At this sight the Spanish woman cut her pony fiercely with the whip, and took new heart. She had been riding for some time crouched down upon her brute's neck, fearing the pistol bullets of the carabineers; but when her own men began to shoot, she sat upright again, and screeched approval with a reckless flow of curses and encouragements which must have been heard away upon the sea. And in her exulting joy she circled about Messenger, so speedy beyond his was her pony, and shared with him her anticipations.

"Once beyond the bridge, mon ami, there is safety— safety! Let them follow me then! I have a hundred men at the gates, and another hundred upon the hills. Let them come if they care nothing for their lives! Holy Virgin, what music!"

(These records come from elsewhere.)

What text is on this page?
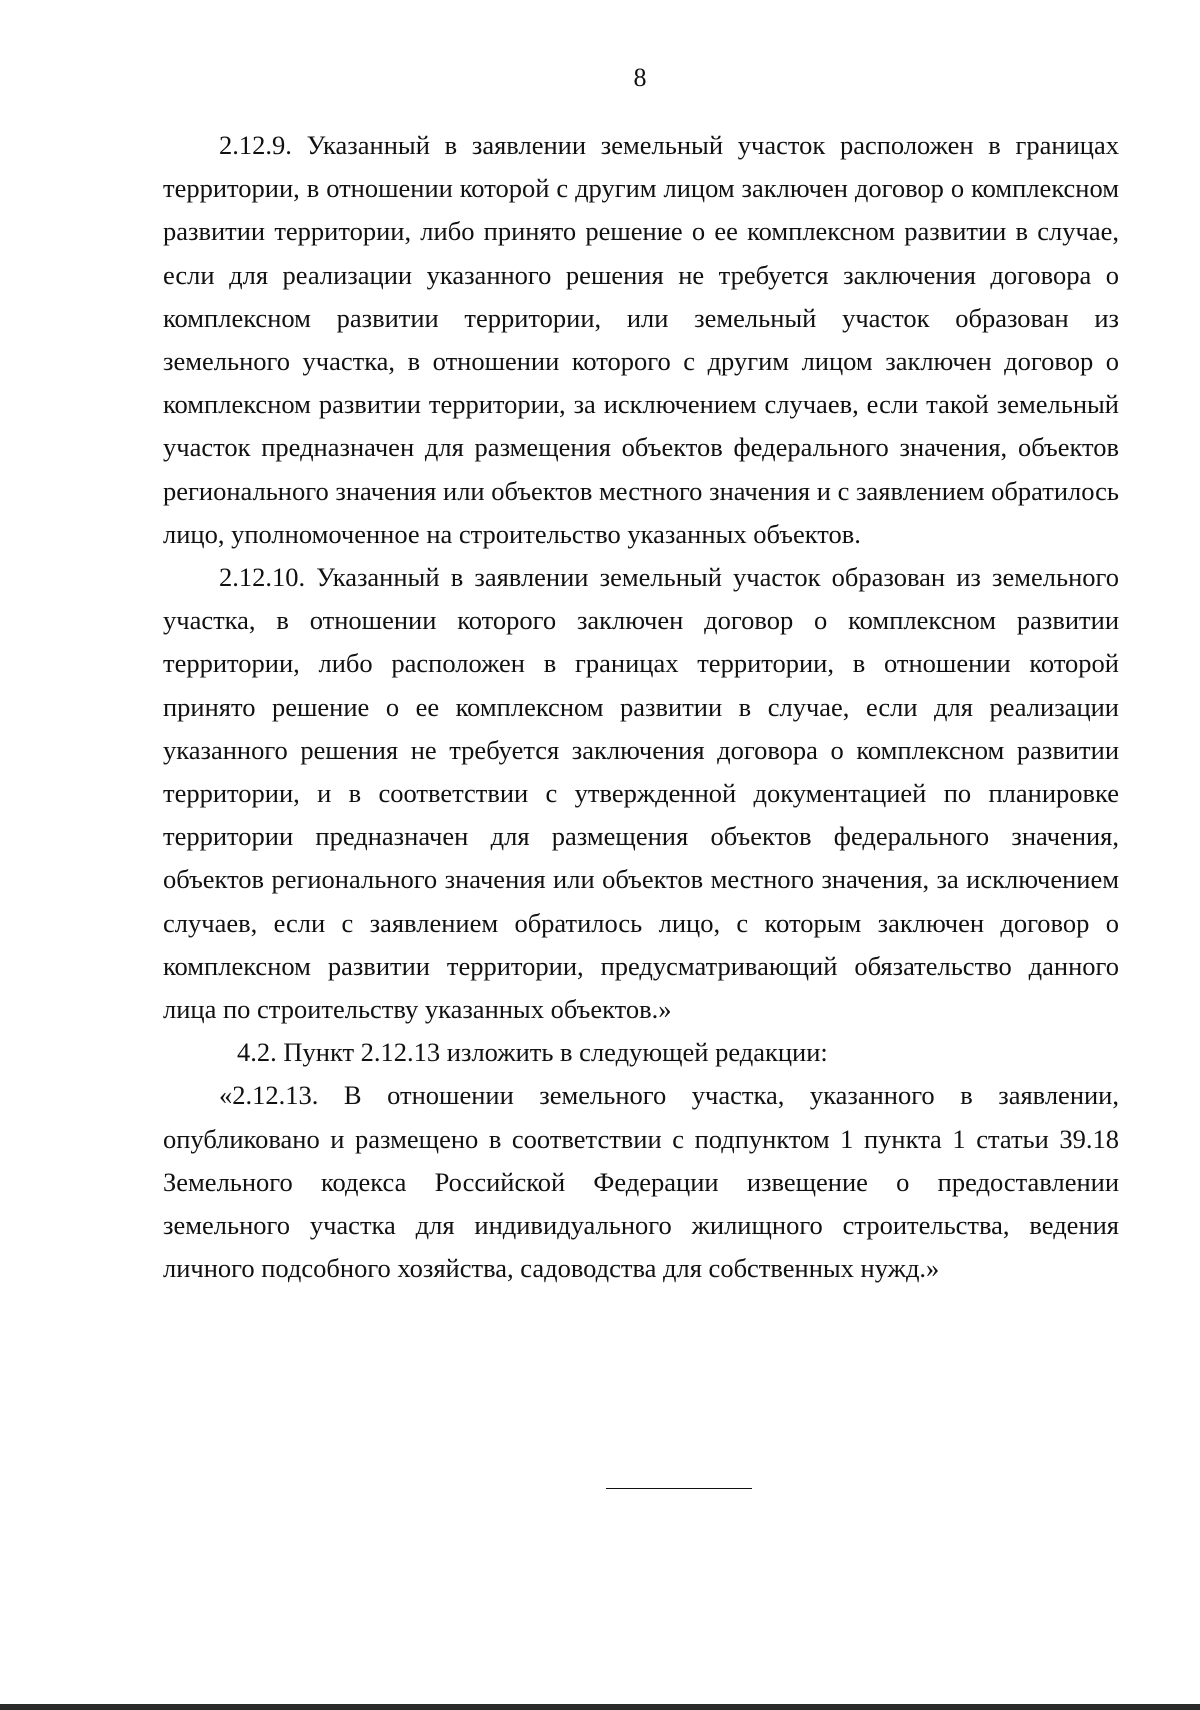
8

2.12.9. Указанный в заявлении земельный участок расположен в границах территории, в отношении которой с другим лицом заключен договор о комплексном развитии территории, либо принято решение о ее комплексном развитии в случае, если для реализации указанного решения не требуется заключения договора о комплексном развитии территории, или земельный участок образован из земельного участка, в отношении которого с другим лицом заключен договор о комплексном развитии территории, за исключением случаев, если такой земельный участок предназначен для размещения объектов федерального значения, объектов регионального значения или объектов местного значения и с заявлением обратилось лицо, уполномоченное на строительство указанных объектов.

2.12.10. Указанный в заявлении земельный участок образован из земельного участка, в отношении которого заключен договор о комплексном развитии территории, либо расположен в границах территории, в отношении которой принято решение о ее комплексном развитии в случае, если для реализации указанного решения не требуется заключения договора о комплексном развитии территории, и в соответствии с утвержденной документацией по планировке территории предназначен для размещения объектов федерального значения, объектов регионального значения или объектов местного значения, за исключением случаев, если с заявлением обратилось лицо, с которым заключен договор о комплексном развитии территории, предусматривающий обязательство данного лица по строительству указанных объектов.»

4.2. Пункт 2.12.13 изложить в следующей редакции:

«2.12.13. В отношении земельного участка, указанного в заявлении, опубликовано и размещено в соответствии с подпунктом 1 пункта 1 статьи 39.18 Земельного кодекса Российской Федерации извещение о предоставлении земельного участка для индивидуального жилищного строительства, ведения личного подсобного хозяйства, садоводства для собственных нужд.»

It was the music of musketry that she spoke of—the music of a rattling volley fired by the mercenaries upon the grass-land. And so well did they shoot that twenty of the horsemen reeled back in their saddles with the echo of the report, and twenty more at the least fell headlong upon the turf with dead or dying brutes beneath them. Then for the first time the troopers checked their pace, and, swerving right and left from the deadly attack, they reined in for consultation. But this was the woman's opportunity. As a second volley flashed upon the failing light she rode furiously across the gravel pathway which led to the bridge; and, Messenger being at her heels, they presently drew up among their men with a great clatter of stones and ponies reeking; and were welcomed with guttural shouts that rang through court and cloister as the cry of a victorious army.